Detective Chief Inspector David Rosen is the head of the team dedicated to tracking down a serial killer dubbed "Herod". He likes to abduct pregnant women, and then remove the foetus and dump the body. When another woman is abducted, the pressure mounts.
Rosen is contacted by Father Sebastian Flint, who believes that the current killer is recreating the murders of Alessio Capaneus, who believed that he could revive Satan through gathering the souls of six "untainted" people - i.e an unborn foetus. The latest woman abducted is the fifth, which means that the killer is getting closer to obtaining his goal.

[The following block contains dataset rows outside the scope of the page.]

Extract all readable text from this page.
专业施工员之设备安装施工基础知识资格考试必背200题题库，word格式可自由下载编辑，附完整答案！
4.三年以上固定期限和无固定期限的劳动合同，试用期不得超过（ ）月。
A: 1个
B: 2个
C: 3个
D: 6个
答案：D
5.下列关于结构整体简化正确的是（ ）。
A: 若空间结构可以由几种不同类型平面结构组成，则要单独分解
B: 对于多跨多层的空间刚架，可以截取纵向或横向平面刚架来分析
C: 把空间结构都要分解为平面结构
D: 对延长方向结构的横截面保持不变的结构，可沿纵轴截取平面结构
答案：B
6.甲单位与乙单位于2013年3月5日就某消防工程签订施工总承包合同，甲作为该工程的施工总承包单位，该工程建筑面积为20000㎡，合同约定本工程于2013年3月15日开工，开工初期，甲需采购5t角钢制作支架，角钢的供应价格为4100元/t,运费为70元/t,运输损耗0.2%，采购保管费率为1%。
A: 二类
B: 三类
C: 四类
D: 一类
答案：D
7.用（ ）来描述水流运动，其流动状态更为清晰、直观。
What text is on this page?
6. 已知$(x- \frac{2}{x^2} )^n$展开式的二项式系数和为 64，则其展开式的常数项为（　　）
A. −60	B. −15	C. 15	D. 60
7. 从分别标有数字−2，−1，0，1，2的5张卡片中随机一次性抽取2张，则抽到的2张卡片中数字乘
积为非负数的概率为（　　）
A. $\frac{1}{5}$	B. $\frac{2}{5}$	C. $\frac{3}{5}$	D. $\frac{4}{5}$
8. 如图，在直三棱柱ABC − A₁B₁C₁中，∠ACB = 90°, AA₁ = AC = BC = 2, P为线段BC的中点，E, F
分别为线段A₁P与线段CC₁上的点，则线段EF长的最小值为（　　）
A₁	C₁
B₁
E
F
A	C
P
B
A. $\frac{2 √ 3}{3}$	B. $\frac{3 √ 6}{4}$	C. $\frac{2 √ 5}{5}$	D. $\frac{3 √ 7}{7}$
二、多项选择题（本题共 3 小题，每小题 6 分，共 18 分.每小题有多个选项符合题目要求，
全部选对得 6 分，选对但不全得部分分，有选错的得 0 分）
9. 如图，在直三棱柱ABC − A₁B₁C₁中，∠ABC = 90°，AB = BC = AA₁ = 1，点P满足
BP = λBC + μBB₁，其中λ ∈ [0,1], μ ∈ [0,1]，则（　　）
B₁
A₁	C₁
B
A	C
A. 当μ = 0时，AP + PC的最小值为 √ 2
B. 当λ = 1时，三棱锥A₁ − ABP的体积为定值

Flint refers to a document known as the "anti-bible", which could provide a solution to the slayings. But just how much does he know and how involved is he? And should Rosen worry about the fact that his wife Sarah has just discovered that she is pregnant?
I don't think there was an original thought, let alone an original sentence, to be found within the pages of "The Sixth Soul", but surprisingly it doesn't mean you should avoid the novel. Events move at a decent pace, and it doesn't suffer the long, drawn-out, waiting-for-lab-results issues that affect most crime novels, or police procedures.
Most notably, this is highly clichéd. The lead detective has a tortured past and a wife/girlfriend who just happens to fit into the killer's modus operandi. He has a boss who seems to want his head. He has an underling who desperately wants to undermine him. So there are a lot of police-force politics as this winds its way to the solution.
But I did enjoy the novel. Despite its drawbacks, it was tightly-plotted, well-paced and drew me in. If it weren't so bogged down by clichés, it could have been a real winner.